Surgery for prostate cancer is becoming safer

This is the main result of the evaluation of a database in which the treatment of men with prostate cancer is detected since 2005. After radical prostatectomy, but more and more advanced tumors are detected.
Prostate cancer can be treated with different methods as well as with surgery, the so-called radical prostatectomy . For the selection of the treatment method, there are no general standards, but only data from individual studies. To obtain data from the practical care of patients who are not pre-selected for study, the tumor center Berlin has set up a special database.
In this system, physicians can document the treatment, especially the operation. In return you get statistics that provide information about the quality of treatment and allow a comparison to other clinicians. Participation is voluntary, both for the doctor and for the patient. The participating physicians undertake to capture all data on their patients, particularly complications, but an external review does not take place.
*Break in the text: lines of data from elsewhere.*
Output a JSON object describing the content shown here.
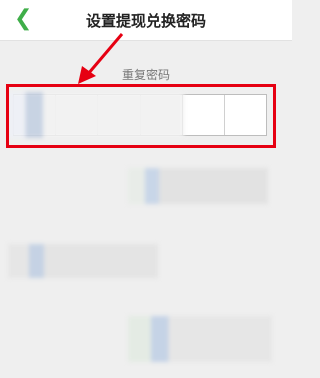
{
  "header": {
    "back_icon": "chevron-left-icon",
    "title": "设置提现兑换密码"
  },
  "form": {
    "confirm_label": "重复密码",
    "digit_count": 6
  },
  "colors": {
    "accent_green": "#3fae49",
    "highlight_red": "#e60012"
  }
}
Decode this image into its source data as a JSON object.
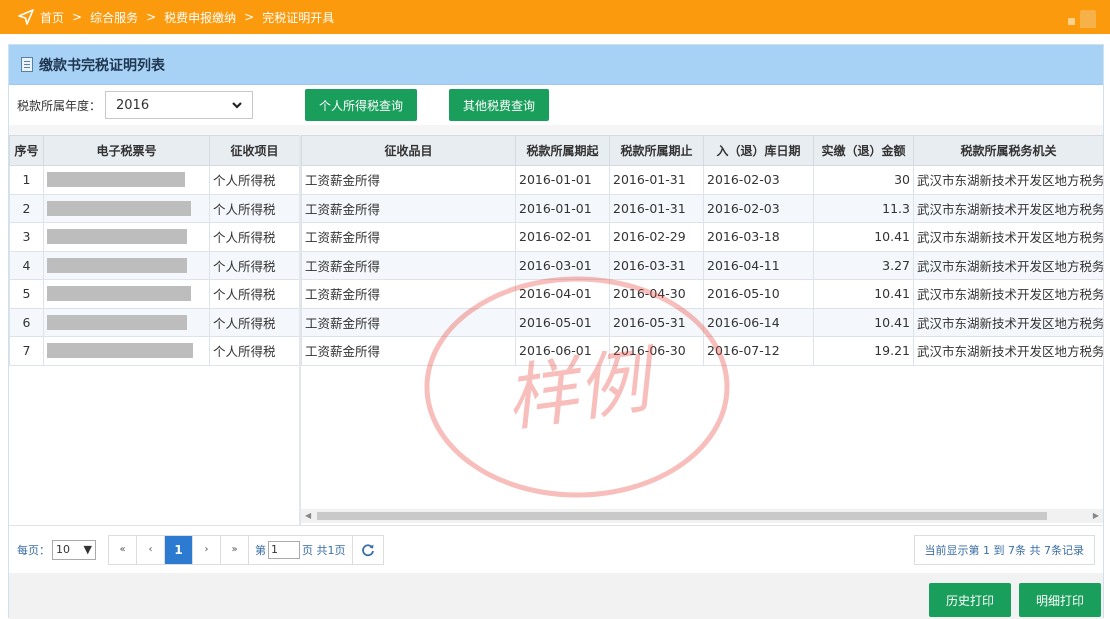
{
  "breadcrumb": [
    "首页",
    "综合服务",
    "税费申报缴纳",
    "完税证明开具"
  ],
  "breadcrumb_separator": ">",
  "panel": {
    "title": "缴款书完税证明列表"
  },
  "filter": {
    "year_label": "税款所属年度：",
    "year_value": "2016",
    "btn_iit": "个人所得税查询",
    "btn_other": "其他税费查询"
  },
  "columns": {
    "left": [
      "序号",
      "电子税票号",
      "征收项目"
    ],
    "right": [
      "征收品目",
      "税款所属期起",
      "税款所属期止",
      "入（退）库日期",
      "实缴（退）金额",
      "税款所属税务机关"
    ]
  },
  "rows": [
    {
      "no": "1",
      "item": "个人所得税",
      "category": "工资薪金所得",
      "start": "2016-01-01",
      "end": "2016-01-31",
      "date": "2016-02-03",
      "amount": "30",
      "office": "武汉市东湖新技术开发区地方税务局"
    },
    {
      "no": "2",
      "item": "个人所得税",
      "category": "工资薪金所得",
      "start": "2016-01-01",
      "end": "2016-01-31",
      "date": "2016-02-03",
      "amount": "11.3",
      "office": "武汉市东湖新技术开发区地方税务局"
    },
    {
      "no": "3",
      "item": "个人所得税",
      "category": "工资薪金所得",
      "start": "2016-02-01",
      "end": "2016-02-29",
      "date": "2016-03-18",
      "amount": "10.41",
      "office": "武汉市东湖新技术开发区地方税务局"
    },
    {
      "no": "4",
      "item": "个人所得税",
      "category": "工资薪金所得",
      "start": "2016-03-01",
      "end": "2016-03-31",
      "date": "2016-04-11",
      "amount": "3.27",
      "office": "武汉市东湖新技术开发区地方税务局"
    },
    {
      "no": "5",
      "item": "个人所得税",
      "category": "工资薪金所得",
      "start": "2016-04-01",
      "end": "2016-04-30",
      "date": "2016-05-10",
      "amount": "10.41",
      "office": "武汉市东湖新技术开发区地方税务局"
    },
    {
      "no": "6",
      "item": "个人所得税",
      "category": "工资薪金所得",
      "start": "2016-05-01",
      "end": "2016-05-31",
      "date": "2016-06-14",
      "amount": "10.41",
      "office": "武汉市东湖新技术开发区地方税务局"
    },
    {
      "no": "7",
      "item": "个人所得税",
      "category": "工资薪金所得",
      "start": "2016-06-01",
      "end": "2016-06-30",
      "date": "2016-07-12",
      "amount": "19.21",
      "office": "武汉市东湖新技术开发区地方税务局"
    }
  ],
  "pager": {
    "per_page_label": "每页：",
    "per_page_value": "10",
    "first": "«",
    "prev": "‹",
    "current": "1",
    "next": "›",
    "last": "»",
    "page_prefix": "第",
    "page_input": "1",
    "page_suffix": "页 共1页",
    "summary": "当前显示第 1 到 7条 共 7条记录"
  },
  "footer": {
    "btn_history": "历史打印",
    "btn_detail": "明细打印"
  },
  "watermark": "样例",
  "colors": {
    "topbar": "#fa9a0c",
    "header": "#a8d2f5",
    "button_green": "#1a9e5c",
    "pager_active": "#2d7bd1",
    "stamp": "#e8453c"
  }
}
This database was then evaluated to determine how it is with the quality of radical surgery, and whether this has changed over time: from 2005 to 2008 5218 men were grouped into 17 clinics that were 66 years old on average and a PSA value had of good 7ng/ml. About 70% of them received an open retropubic radical prostatectomy (RRPE, see access routes during the operation ). More than half of the patients had before surgery erectile dysfunction (see erectile dysfunction ), of the other 70% were able to undergo surgery while sparing important for the erection nerves (see nerve sparing during surgery ).
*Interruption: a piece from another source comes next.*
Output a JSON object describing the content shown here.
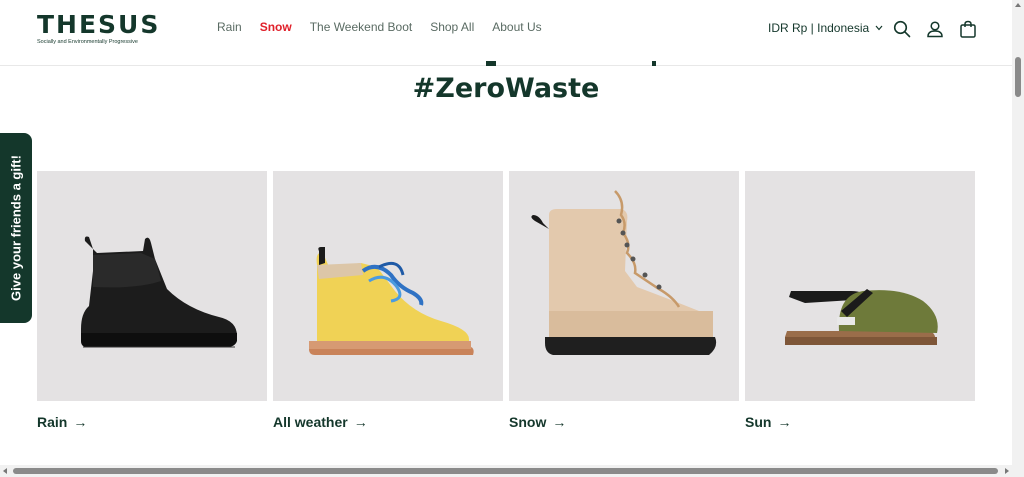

Over time, the proportion of localized tumors (pT2) took something off (from 71% to 64%), but slightly increased the incidence of lymph node metastasis (pN +, from 8% to 10%) and from infected cut edges (R + ie incomplete tumor removal from 23% to 29%, only for pT2 tumors from 12% to 16%). This led the authors to the variety of surgical procedures as well as back to the growing willingness to operate even with a locally advanced tumor.
During the operation period of about 140 minutes remained the same, took the time of hospital stay of 10 from 8 days. The latter was also true for complication such as postoperative bleeding and required secondary interventions: Slight complications decreased from 24.1% to 9.9%, severe 6.5% to 4.2%. This, according to the authors, documents a trend in favor of increasing safety and quality of surgery.
Because of the short follow-up periods no statement about the long-term outcomes (including side effects) could be made ​​of the operation (eg with regard to urinary incontinence , erectile dysfunction, quality of life, survival time).

Conclusion of the authors

The database documentation tumor in patients with prostate cancer allowed the detection and evaluation of important data about the quality and the outcome of treatment. In the participating hospitals most of the parameters over time remained unchanged and the level of the supply stability. However, there was a trend toward more tumors with spread beyond the prostate capsule and also to more infected cut edges determine. The quality of operations increased, however. So showed important quality characteristics such as the complication rate trends for improvement.